Two rounds of interviews have been completed by a panel headed by Limerick hurler and GPA chairman Seamus Hickey to find Farrell's successor. The final decision should be announced next month. The GPA has entered a lucrative commercial deal with the GAA which will ensure funding for the next five years and support player development programmes which are now the mainstay of the group's work.

"In terms of myself and my own career, it was a decision that needed to be taken," says Farrell. "If I was to make a move, now was the time to be doing it. And in terms of the organisation itself it is no harm to have fresh faces and somebody new."

While previous attempts to maintain player lobby groups failed, Farrell admits the climate had changed and players were more easily mobilised. Issues like cold showers and low mileage rates stoked passions as the number of hours being committed to playing for one's county continued to spiral.

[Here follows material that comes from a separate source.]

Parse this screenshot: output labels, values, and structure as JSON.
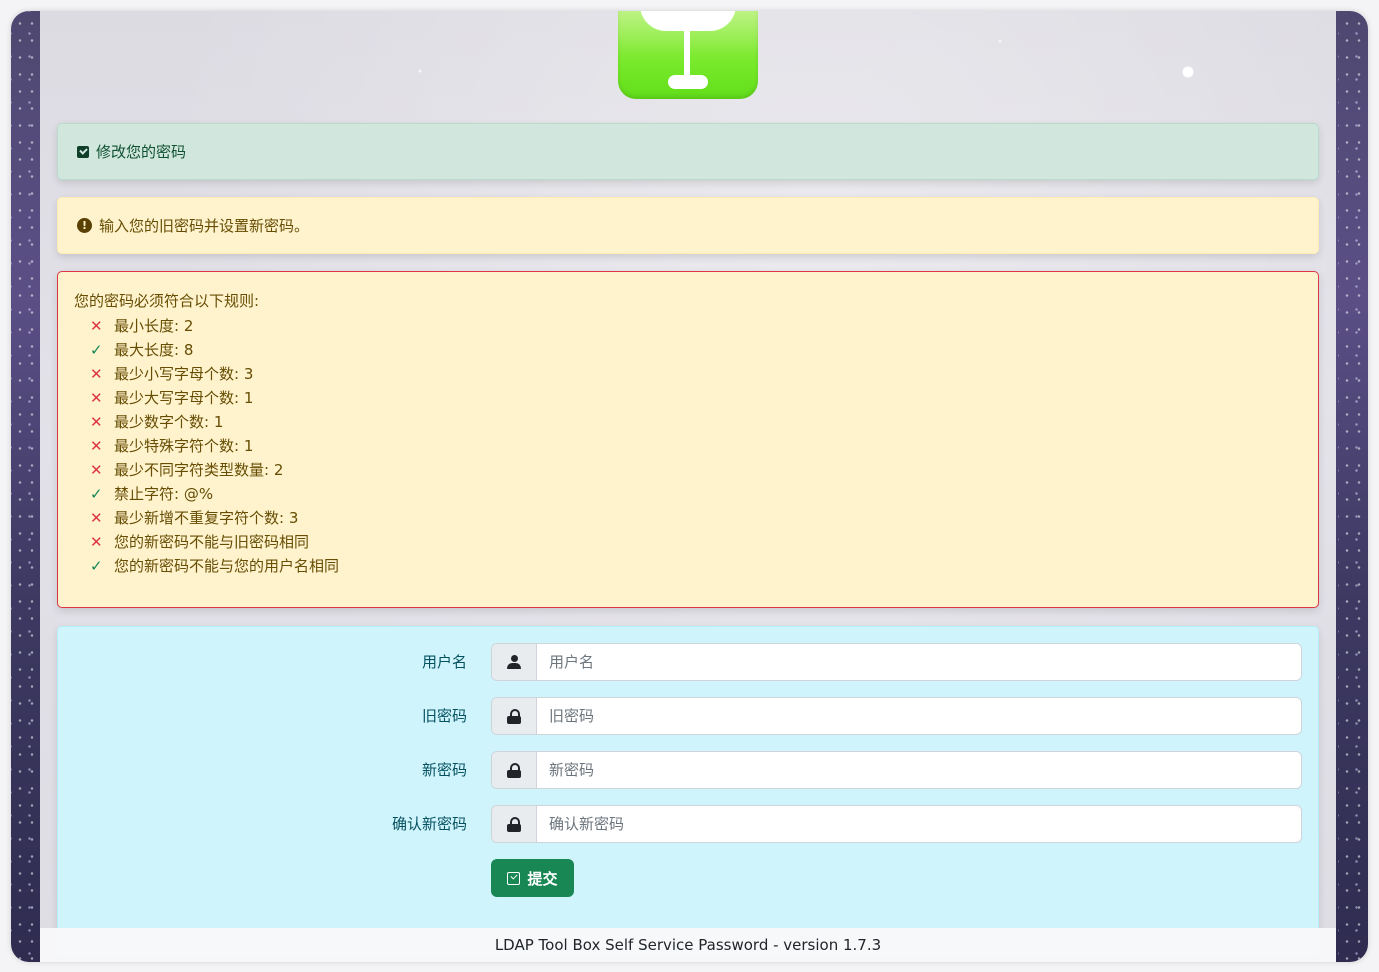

The threat of a players' strike to bring pressure on the GAA and Government not to reduce player grant aid was one of their testier periods in relations towards the end of the last decade, with players also willing to boycott commercial duties and television interviews to highlight their plight. Official recognition followed in 2009 and the GPA started a commercial partnership with the GAA, a new departure and an end to the icier relations of the past.

The positive influence of GAA director-general Páraic Duffy is noted by Farrell. "He was a huge help and he came in from a player welfare role before taking on the DG role so he was coming from that place. He was a man you could do business with. He was a compassionate man too, understood what players were doing. He had a really good handle on that."

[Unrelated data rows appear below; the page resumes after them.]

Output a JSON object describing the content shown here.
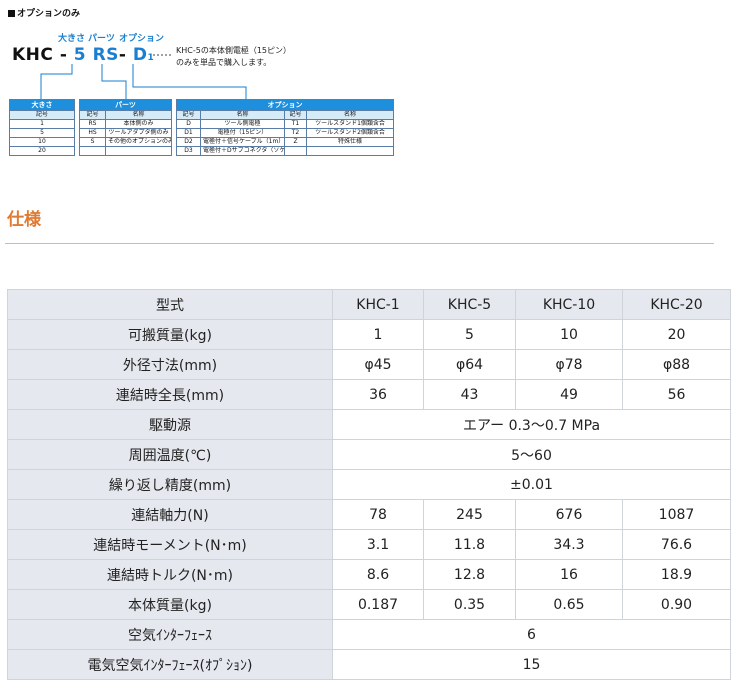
{
  "order_code": {
    "heading": "オプションのみ",
    "labels": {
      "size": "大きさ",
      "parts": "パーツ",
      "option": "オプション"
    },
    "code": {
      "model": "KHC",
      "sep": "-",
      "size": "5",
      "parts": "RS",
      "option": "D",
      "option_sub": "1"
    },
    "note": "KHC-5の本体側電極（15ピン）\nのみを単品で購入します。",
    "size_table": {
      "caption": "大きさ",
      "header": [
        "記号"
      ],
      "rows": [
        [
          "1"
        ],
        [
          "5"
        ],
        [
          "10"
        ],
        [
          "20"
        ]
      ]
    },
    "parts_table": {
      "caption": "パーツ",
      "header": [
        "記号",
        "名称"
      ],
      "rows": [
        [
          "RS",
          "本体側のみ"
        ],
        [
          "HS",
          "ツールアダプタ側のみ"
        ],
        [
          "S",
          "その他のオプションのみ"
        ],
        [
          "",
          ""
        ]
      ]
    },
    "option_table": {
      "caption": "オプション",
      "header": [
        "記号",
        "名称",
        "記号",
        "名称"
      ],
      "rows": [
        [
          "D",
          "ツール側電極",
          "T1",
          "ツールスタンド1個類含合"
        ],
        [
          "D1",
          "電極付（15ピン）",
          "T2",
          "ツールスタンド2個類含合"
        ],
        [
          "D2",
          "電極付＋信号ケーブル（1m）",
          "Z",
          "特殊仕様"
        ],
        [
          "D3",
          "電極付＋Dサブコネクタ（ソケット）",
          "",
          ""
        ]
      ]
    }
  },
  "section_title": "仕様",
  "spec_table": {
    "columns": [
      "型式",
      "KHC-1",
      "KHC-5",
      "KHC-10",
      "KHC-20"
    ],
    "rows": [
      {
        "label": "可搬質量(kg)",
        "values": [
          "1",
          "5",
          "10",
          "20"
        ]
      },
      {
        "label": "外径寸法(mm)",
        "values": [
          "φ45",
          "φ64",
          "φ78",
          "φ88"
        ]
      },
      {
        "label": "連結時全長(mm)",
        "values": [
          "36",
          "43",
          "49",
          "56"
        ]
      },
      {
        "label": "駆動源",
        "merged": "エアー 0.3～0.7 MPa"
      },
      {
        "label": "周囲温度(℃)",
        "merged": "5～60"
      },
      {
        "label": "繰り返し精度(mm)",
        "merged": "±0.01"
      },
      {
        "label": "連結軸力(N)",
        "values": [
          "78",
          "245",
          "676",
          "1087"
        ]
      },
      {
        "label": "連結時モーメント(N･m)",
        "values": [
          "3.1",
          "11.8",
          "34.3",
          "76.6"
        ]
      },
      {
        "label": "連結時トルク(N･m)",
        "values": [
          "8.6",
          "12.8",
          "16",
          "18.9"
        ]
      },
      {
        "label": "本体質量(kg)",
        "values": [
          "0.187",
          "0.35",
          "0.65",
          "0.90"
        ]
      },
      {
        "label": "空気ｲﾝﾀｰﾌｪｰｽ",
        "merged": "6"
      },
      {
        "label": "電気空気ｲﾝﾀｰﾌｪｰｽ(ｵﾌﾟｼｮﾝ)",
        "merged": "15"
      }
    ]
  }
}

He also recognised the contribution of Dónal Óg Cusack during his time as chairman. "He was outstanding. Had that fire in the belly too. That was really important."

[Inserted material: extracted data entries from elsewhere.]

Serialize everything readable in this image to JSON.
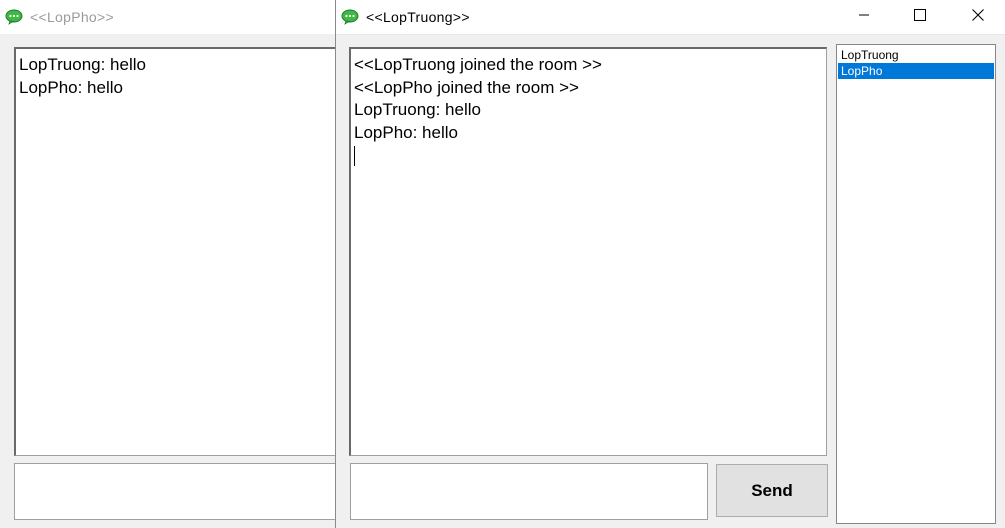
{
  "back_window": {
    "title": "<<LopPho>>",
    "chat_lines": [
      "LopTruong: hello",
      "LopPho: hello"
    ],
    "message_input_value": ""
  },
  "front_window": {
    "title": "<<LopTruong>>",
    "chat_lines": [
      "<<LopTruong joined the room >>",
      "<<LopPho joined the room >>",
      "LopTruong: hello",
      "LopPho: hello"
    ],
    "users": [
      {
        "name": "LopTruong",
        "selected": false
      },
      {
        "name": "LopPho",
        "selected": true
      }
    ],
    "message_input_value": "",
    "send_label": "Send",
    "controls": {
      "minimize": "minimize-icon",
      "maximize": "maximize-icon",
      "close": "close-icon"
    }
  },
  "colors": {
    "selection": "#0078d7",
    "window_bg": "#f0f0f0",
    "icon_green": "#3fb847"
  }
}
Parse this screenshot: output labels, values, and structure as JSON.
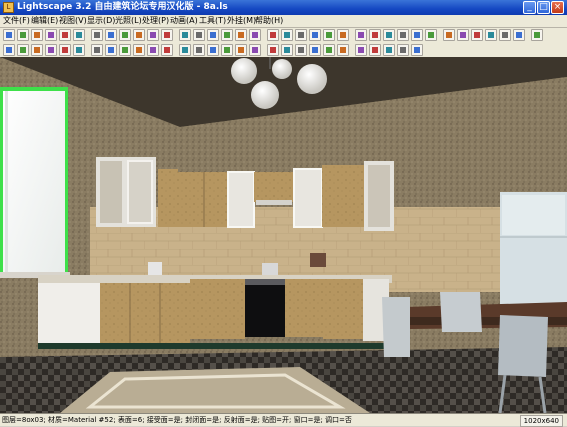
{
  "window": {
    "title": "Lightscape 3.2 自由建筑论坛专用汉化版   - 8a.ls",
    "app_icon": "lightscape-icon",
    "controls": [
      "minimize",
      "maximize",
      "close"
    ]
  },
  "menu": [
    {
      "label": "文件(F)"
    },
    {
      "label": "编辑(E)"
    },
    {
      "label": "视图(V)"
    },
    {
      "label": "显示(D)"
    },
    {
      "label": "光照(L)"
    },
    {
      "label": "处理(P)"
    },
    {
      "label": "动画(A)"
    },
    {
      "label": "工具(T)"
    },
    {
      "label": "外挂(M)"
    },
    {
      "label": "帮助(H)"
    }
  ],
  "toolbar1_icons": [
    "new-icon",
    "open-icon",
    "save-icon",
    "undo-icon",
    "print-icon",
    "help-icon",
    "help-cursor-icon",
    "move-icon",
    "rotate-icon",
    "axis-x-icon",
    "axis-y-icon",
    "axis-z-icon",
    "curve-icon",
    "scale-icon",
    "layer-icon",
    "copy-icon",
    "paste-icon",
    "render-icon",
    "cube-icon",
    "sphere-icon",
    "magnify-icon",
    "walk-icon",
    "orbit-icon",
    "zoom-icon",
    "hand-icon",
    "pan-icon",
    "dolly-icon",
    "zoom-extents-icon",
    "zoom-window-icon",
    "camera-icon",
    "fly-icon",
    "light-icon",
    "view-icon",
    "display-icon",
    "sun-icon",
    "screen-icon",
    "lamp-icon"
  ],
  "toolbar2_icons": [
    "cube-solid-icon",
    "cube-wire-icon",
    "select-icon",
    "select-add-icon",
    "select-remove-icon",
    "select-box-icon",
    "invert-icon",
    "grid-icon",
    "texture-icon",
    "material-icon",
    "light-source-icon",
    "luminaire-icon",
    "solution-icon",
    "wrench-icon",
    "pencil-icon",
    "eraser-icon",
    "color-icon",
    "brightness-icon",
    "globe-icon",
    "mesh-icon",
    "bitmap-icon",
    "target-icon",
    "block-1-icon",
    "block-2-icon",
    "block-3-icon",
    "block-4-icon",
    "block-5-icon",
    "block-6-icon",
    "block-7-icon"
  ],
  "colors": {
    "titlebar": "#1548c2",
    "chrome": "#ece9d8",
    "window_frame_highlight": "#3ee04a",
    "wall_paper": "#8a7c62",
    "tile_wall": "#c9b28a",
    "cabinet_wood": "#b69660"
  },
  "status": {
    "text": "图层=8ox03; 材质=Material #52; 表面=6; 接受面=是; 封闭面=是; 反射面=是; 贴图=开; 窗口=是; 调口=否",
    "resolution": "1020x640"
  }
}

He has no clear idea of where his career path takes him from here, but he is determined not to rush into something for the sake of it. When he first announced his decision to step down the next 24 hours brought a lot of calls and messages from people he had worked with and players who the GPA had helped at various points over the years, many offering thanks for his role in helping them.

"That tugged on the heartstrings a little at the time," he admits. "It also awakened me a bit in terms of me realising that this was not going to be straightforward; you dedicate so much of your life to this particular thing so you don't switch it off just like that. When you are dealing with players, you are dealing in the human experience, and there is that depth to it."